Miller has done no more than restate what has been blindingly obvious to many, at least since Camp David. Nevertheless that restatement is quite important. By virtue of his status as one of the most prominent peace-processors, and sometime Obama advisor, Miller's warning that American should not be expending valuable diplomatic capital on the quest for the Holy Grail of Peace may well attract some attention.
DANIEL PIPES recently wrote a far more original piece than Miller's. While there is little chance that any of his policy prescriptions will gain a hearing, his article contained a real chiddush, and perhaps the proverbial silver lining for which readers of this column are always searching. Pipes insight is that the low state of American-Israel relations is a good thing as far as Israel is concerned.
How could that be? Simple, says Pipes. Whenever there is a friendly administration in Washington D.C., Israel seeks to reciprocate the good vibes coming from Washington and fulfilling the wishes of the Americans to the maximum extent possible. And that always works out poorly for Israel because what Washington wants is more Israeli concessions towards the Palestinians. And those concessions, according to Pipes, are by definition counter-productive.
For Pipes, the model of successful peace-making is that between the United States and Germany and Japan after World War. Germany and Japan not only became friendly nations, their militaristic cultures were transformed into democratic ones. But the necessary pre-condition for that to take place was their unconditional surrender: Germany and Japan had to admit that they were totally defeated. Only then could cultural transformation take place.
While Israel has repeatedly defeated its Arab enemies on the battlefield, it has never succeeded in convincing them that they have been defeated once and for all. Israeli concessions, whether forced or voluntary, convince the Arabs that time is on their side, that Israel has lost the will to continue or the world will impress upon Israel a set of one-sided conditions vis-à-vis the Palestinians. As long as the Palestinians believe that their "you-love-life-we-love-death-strategy" will eventually prevail, there is no hope of societal transformation.

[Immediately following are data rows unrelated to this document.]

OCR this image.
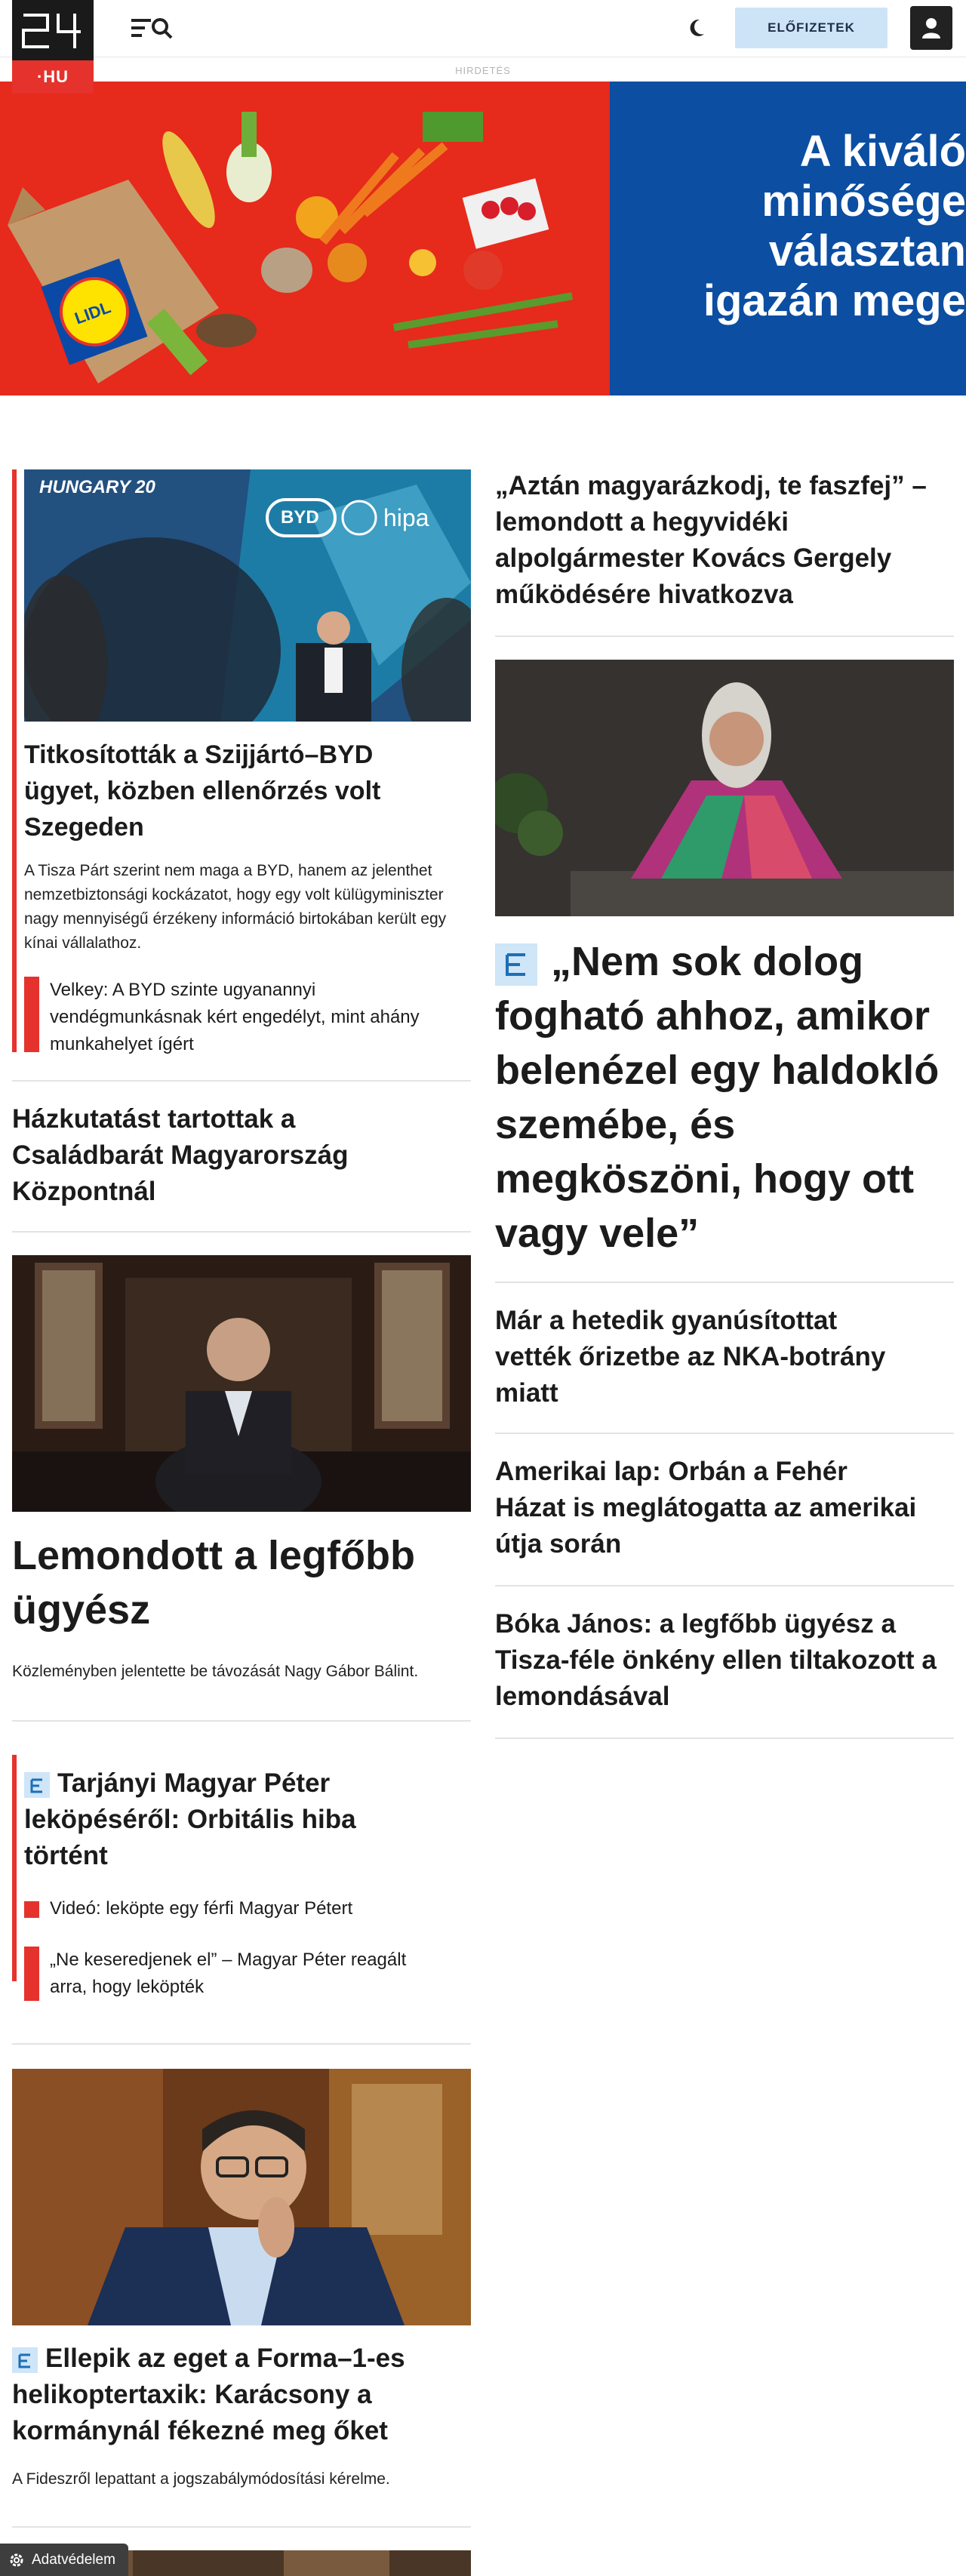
·HU
ELŐFIZETEK
HIRDETÉS
LIDL
A kiváló
minősége
választan
igazán mege
HUNGARY 20
BYD	hipa
Titkosították a Szijjártó–BYD ügyet, közben ellenőrzés volt Szegeden
A Tisza Párt szerint nem maga a BYD, hanem az jelenthet nemzetbiztonsági kockázatot, hogy egy volt külügyminiszter nagy mennyiségű érzékeny információ birtokában került egy kínai vállalathoz.
Velkey: A BYD szinte ugyanannyi vendégmunkásnak kért engedélyt, mint ahány munkahelyet ígért
Házkutatást tartottak a Családbarát Magyarország Központnál
Lemondott a legfőbb ügyész
Közleményben jelentette be távozását Nagy Gábor Bálint.
Tarjányi Magyar Péter leköpéséről: Orbitális hiba történt
Videó: leköpte egy férfi Magyar Pétert
„Ne keseredjenek el” – Magyar Péter reagált arra, hogy leköpték
Ellepik az eget a Forma–1-es helikoptertaxik: Karácsony a kormánynál fékezné meg őket
A Fideszről lepattant a jogszabálymódosítási kérelme.
„Aztán magyarázkodj, te faszfej” – lemondott a hegyvidéki alpolgármester Kovács Gergely működésére hivatkozva
„Nem sok dolog fogható ahhoz, amikor belenézel egy haldokló szemébe, és megköszöni, hogy ott vagy vele”
Már a hetedik gyanúsítottat vették őrizetbe az NKA-botrány miatt
Amerikai lap: Orbán a Fehér Házat is meglátogatta az amerikai útja során
Bóka János: a legfőbb ügyész a Tisza-féle önkény ellen tiltakozott a lemondásával
Adatvédelem
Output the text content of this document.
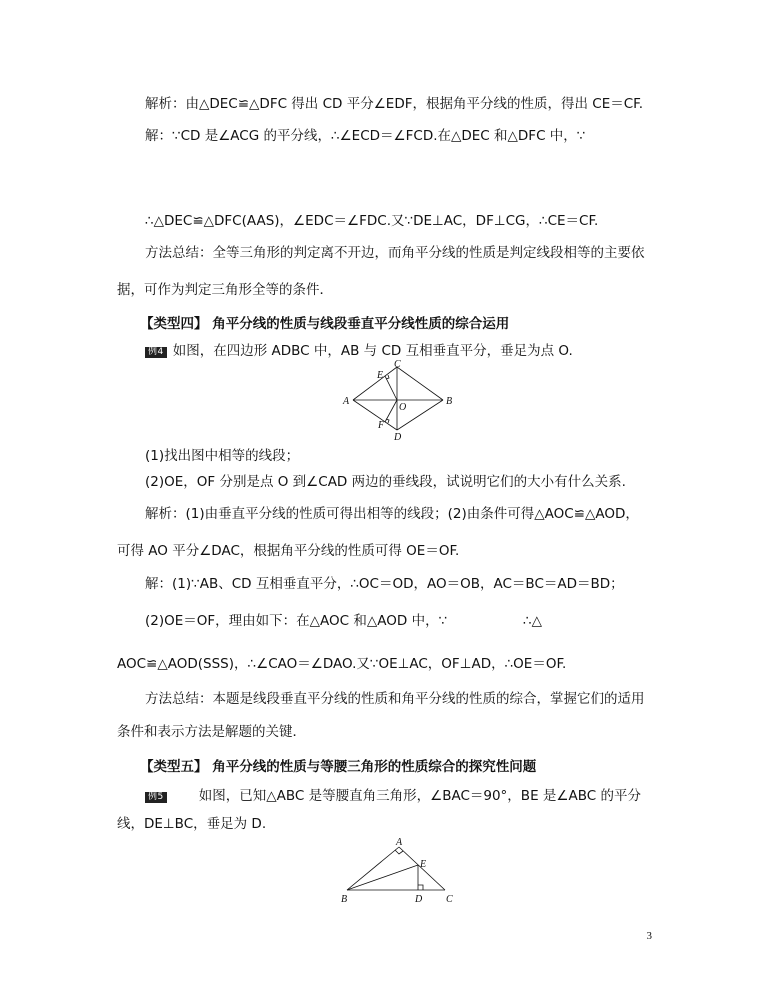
解析：由△DEC≌△DFC 得出 CD 平分∠EDF，根据角平分线的性质，得出 CE＝CF.
解：∵CD 是∠ACG 的平分线，∴∠ECD＝∠FCD.在△DEC 和△DFC 中，∵
∴△DEC≌△DFC(AAS)，∠EDC＝∠FDC.又∵DE⊥AC，DF⊥CG，∴CE＝CF.
方法总结：全等三角形的判定离不开边，而角平分线的性质是判定线段相等的主要依
据，可作为判定三角形全等的条件．
【类型四】 角平分线的性质与线段垂直平分线性质的综合运用
例4 如图，在四边形 ADBC 中，AB 与 CD 互相垂直平分，垂足为点 O.
A	B
C
D
E
F
O
(1)找出图中相等的线段；
(2)OE，OF 分别是点 O 到∠CAD 两边的垂线段，试说明它们的大小有什么关系.
解析：(1)由垂直平分线的性质可得出相等的线段；(2)由条件可得△AOC≌△AOD，
可得 AO 平分∠DAC，根据角平分线的性质可得 OE＝OF.
解：(1)∵AB、CD 互相垂直平分，∴OC＝OD，AO＝OB，AC＝BC＝AD＝BD；
(2)OE＝OF，理由如下：在△AOC 和△AOD 中，∵	∴△
AOC≌△AOD(SSS)，∴∠CAO＝∠DAO.又∵OE⊥AC，OF⊥AD，∴OE＝OF.
方法总结：本题是线段垂直平分线的性质和角平分线的性质的综合，掌握它们的适用
条件和表示方法是解题的关键．
【类型五】 角平分线的性质与等腰三角形的性质综合的探究性问题
例5	如图，已知△ABC 是等腰直角三角形，∠BAC＝90°，BE 是∠ABC 的平分
线，DE⊥BC，垂足为 D.
A
B	C
D
E
3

Pipes' theory about how to transform Palestinian society rings true to me. And the corollary that an unfriendly administration serves Israel's interests by making it reluctant to make concessions that are inevitably ill-considered has more than a touch of plausibility. But only to a point. Let's say Israel were drawn into an all-out war on the several fronts at the same time. A hostile American administration might seize the opportunity to bend Israel to its will as the price to pay for vital new armaments, just as Henry Kissinger did in 1973. At that point, we would certainly wish for a more sympathetic president than the present one.